Psalms 30:8 - John Trapp Complete Commentary

Bible Comments

I cried to thee, O LORD; and unto the LORD I made supplication.

Ver. 8. I cried to thee, O Lord, &c.] For what reason? I felt myself, all that while that I was deserted, in a kind of hell above ground. Haec tentatio initium aliquod et gustus fuit illerum inenarrabilium dolorum quos impii sentiunt in omni aeternitate. David felt himself now in the suburbs of hell, as it were; and doth therefore set up as loud a cry after God as once Micah did after his idols, Judges 18:24, and far greater cause he had.

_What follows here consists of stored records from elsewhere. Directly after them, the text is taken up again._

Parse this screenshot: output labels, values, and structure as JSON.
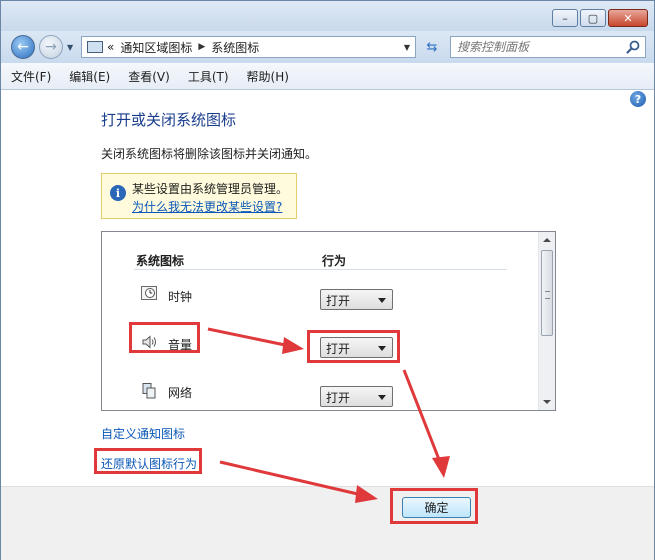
{
  "breadcrumb": {
    "parent": "通知区域图标",
    "current": "系统图标"
  },
  "search": {
    "placeholder": "搜索控制面板"
  },
  "menu": [
    "文件(F)",
    "编辑(E)",
    "查看(V)",
    "工具(T)",
    "帮助(H)"
  ],
  "page": {
    "title": "打开或关闭系统图标",
    "description": "关闭系统图标将删除该图标并关闭通知。"
  },
  "notice": {
    "text": "某些设置由系统管理员管理。",
    "link": "为什么我无法更改某些设置?"
  },
  "table": {
    "headers": [
      "系统图标",
      "行为"
    ],
    "rows": [
      {
        "icon": "clock-icon",
        "label": "时钟",
        "value": "打开"
      },
      {
        "icon": "speaker-icon",
        "label": "音量",
        "value": "打开"
      },
      {
        "icon": "network-icon",
        "label": "网络",
        "value": "打开"
      }
    ]
  },
  "links": {
    "customize": "自定义通知图标",
    "restore": "还原默认图标行为"
  },
  "footer": {
    "ok": "确定"
  },
  "colors": {
    "annotation": "#e0393b",
    "title": "#1a3d8e",
    "link": "#0b58b8"
  }
}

And unto the Lord I made supplication] He knew that the same hand alone must cure him that had wounded him; neither was God's favour recoverable, but by humble confession and hearty prayer. Some think to glide away their groans with games, and their cares with cards; to bury their terrors and themselves in wine and sleep. They run to their music, with Saul; to building of cities, with Cain, when cast out of God's presence, &c., sed haeret lateri lethalis arundo; but as the wounded deer that hath the deadly arrow sticking in his side, well he may frisk up and down for a time, but still he bleedeth, and will ere long fall down dead; so it is with such as seek not comfort in God alone, as make not supplication to him for him; as return not to God, who hath smitten them, nor seek the Lord of hosts, Isaiah 9:13 .

Psalms 30:8

8 I cried to thee, O LORD; and unto the LORD I made supplication.